BSU presents lecture on animal impacts on aquatic populations
Dr. Andrew Hafs, assistant professor of biology at Bemidji State University, has traveled the country researching interactions between animal populations and aquatic environments. He will share his experiences studying factors that negatively impact these aquatic ecosystems and management techniques that can be used to correct them as part of BSU’s Honors Council Lecture Series.
Hafs will present his lecture, “Management Issues Influencing Aquatic Ecosystems Across the USA – Case Studies From My Experiences”, Nov. 3 at 7 p.m. in Hagg-Sauer Hall 112. BSU’s Honors Council lectures are open to everyone free of charge.
He will focus on his own research through a virtual tour around the country addressing major aquatic ecosystem threats -- agriculture, logging, stream dryness and large wooded debris removal -- and new management strategies.

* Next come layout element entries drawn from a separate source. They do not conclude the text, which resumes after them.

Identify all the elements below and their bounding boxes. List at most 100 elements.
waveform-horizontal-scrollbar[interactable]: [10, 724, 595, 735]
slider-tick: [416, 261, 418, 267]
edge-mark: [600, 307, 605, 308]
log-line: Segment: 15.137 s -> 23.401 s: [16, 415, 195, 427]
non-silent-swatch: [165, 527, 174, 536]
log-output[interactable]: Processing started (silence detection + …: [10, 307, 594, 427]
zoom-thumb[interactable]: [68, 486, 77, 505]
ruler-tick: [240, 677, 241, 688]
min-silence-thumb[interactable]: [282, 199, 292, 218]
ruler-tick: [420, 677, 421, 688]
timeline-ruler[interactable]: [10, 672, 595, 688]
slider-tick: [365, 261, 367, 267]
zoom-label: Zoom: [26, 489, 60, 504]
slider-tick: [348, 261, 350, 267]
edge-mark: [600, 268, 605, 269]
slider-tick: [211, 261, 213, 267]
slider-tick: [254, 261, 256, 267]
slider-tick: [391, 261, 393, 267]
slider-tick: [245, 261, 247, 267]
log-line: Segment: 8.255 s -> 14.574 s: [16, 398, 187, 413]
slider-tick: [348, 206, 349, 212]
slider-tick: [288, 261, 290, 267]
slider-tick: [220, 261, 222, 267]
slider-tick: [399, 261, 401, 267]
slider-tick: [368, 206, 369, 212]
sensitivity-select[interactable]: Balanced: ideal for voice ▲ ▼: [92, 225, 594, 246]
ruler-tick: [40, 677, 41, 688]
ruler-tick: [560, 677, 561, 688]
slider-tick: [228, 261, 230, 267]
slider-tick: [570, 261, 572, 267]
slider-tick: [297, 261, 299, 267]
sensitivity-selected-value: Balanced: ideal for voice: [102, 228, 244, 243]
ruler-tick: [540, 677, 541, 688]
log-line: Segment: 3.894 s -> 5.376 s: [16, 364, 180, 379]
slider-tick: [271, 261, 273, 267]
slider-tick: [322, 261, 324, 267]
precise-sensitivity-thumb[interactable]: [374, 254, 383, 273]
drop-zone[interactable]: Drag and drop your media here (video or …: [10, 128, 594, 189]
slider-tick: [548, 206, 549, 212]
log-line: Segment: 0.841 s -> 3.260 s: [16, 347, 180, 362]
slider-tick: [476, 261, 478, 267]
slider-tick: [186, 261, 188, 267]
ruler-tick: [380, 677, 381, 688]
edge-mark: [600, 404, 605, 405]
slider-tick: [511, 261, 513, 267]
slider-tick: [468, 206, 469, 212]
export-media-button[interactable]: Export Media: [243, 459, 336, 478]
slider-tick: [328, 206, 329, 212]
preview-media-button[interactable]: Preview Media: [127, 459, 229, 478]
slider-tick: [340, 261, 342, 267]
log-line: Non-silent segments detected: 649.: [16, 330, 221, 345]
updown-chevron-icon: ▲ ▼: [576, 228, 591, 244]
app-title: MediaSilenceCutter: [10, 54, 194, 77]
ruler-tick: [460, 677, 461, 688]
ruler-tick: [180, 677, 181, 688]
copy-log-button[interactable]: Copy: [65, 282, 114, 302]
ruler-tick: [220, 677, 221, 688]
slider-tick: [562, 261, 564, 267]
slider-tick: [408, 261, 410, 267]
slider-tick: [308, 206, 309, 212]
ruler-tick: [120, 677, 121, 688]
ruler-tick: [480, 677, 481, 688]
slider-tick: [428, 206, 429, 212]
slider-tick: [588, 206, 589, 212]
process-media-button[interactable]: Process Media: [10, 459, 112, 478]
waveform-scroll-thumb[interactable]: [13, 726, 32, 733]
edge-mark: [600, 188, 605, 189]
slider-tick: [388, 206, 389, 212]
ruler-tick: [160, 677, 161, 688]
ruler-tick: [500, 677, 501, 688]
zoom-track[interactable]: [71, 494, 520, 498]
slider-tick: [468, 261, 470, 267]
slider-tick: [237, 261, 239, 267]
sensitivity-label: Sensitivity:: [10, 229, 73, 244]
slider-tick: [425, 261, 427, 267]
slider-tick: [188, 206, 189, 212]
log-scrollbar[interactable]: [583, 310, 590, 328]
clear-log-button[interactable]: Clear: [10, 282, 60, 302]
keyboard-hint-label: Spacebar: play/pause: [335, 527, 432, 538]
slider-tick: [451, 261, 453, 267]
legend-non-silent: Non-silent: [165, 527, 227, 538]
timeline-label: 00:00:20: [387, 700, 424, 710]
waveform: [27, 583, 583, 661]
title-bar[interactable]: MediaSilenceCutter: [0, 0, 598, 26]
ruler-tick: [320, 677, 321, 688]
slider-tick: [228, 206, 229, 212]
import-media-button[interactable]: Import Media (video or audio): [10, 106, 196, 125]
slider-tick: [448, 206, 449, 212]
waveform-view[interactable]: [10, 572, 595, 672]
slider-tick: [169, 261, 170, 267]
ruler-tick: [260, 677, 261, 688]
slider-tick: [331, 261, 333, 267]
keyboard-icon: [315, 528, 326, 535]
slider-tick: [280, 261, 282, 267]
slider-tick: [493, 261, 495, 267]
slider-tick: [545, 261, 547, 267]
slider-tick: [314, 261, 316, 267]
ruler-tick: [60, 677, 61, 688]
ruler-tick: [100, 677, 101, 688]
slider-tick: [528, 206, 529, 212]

“It is my hope that determining the influence of anthropogenic factors, as they relate to interaction between animals and their habitat,” Hafs said. “We will be better prepared to conserve and rehabilitate the aquatic environments we study.”
About Dr. Andrew Hafs
Dr. Andrew Hafs is currently in his fourth year as an assistant professor of biology at Bemidji State University. Prior to joining the faculty at Bemidji State, he completed a post-doctoral research position at the University of California – Santa Barbra where he studied Chinook salmon energetics in the Merced River.
Originally from Wisconsin, Hafs received his doctorate from the University of West Virginia, where he studied brook trout ecology. Prior to that, he received a master’s degree at Arkansas Tech University, where he studied smallmouth bass habitat use, movement and survival. He has bachelor’s degrees in biology and water resources from the University of Wisconsin–Stevens Point.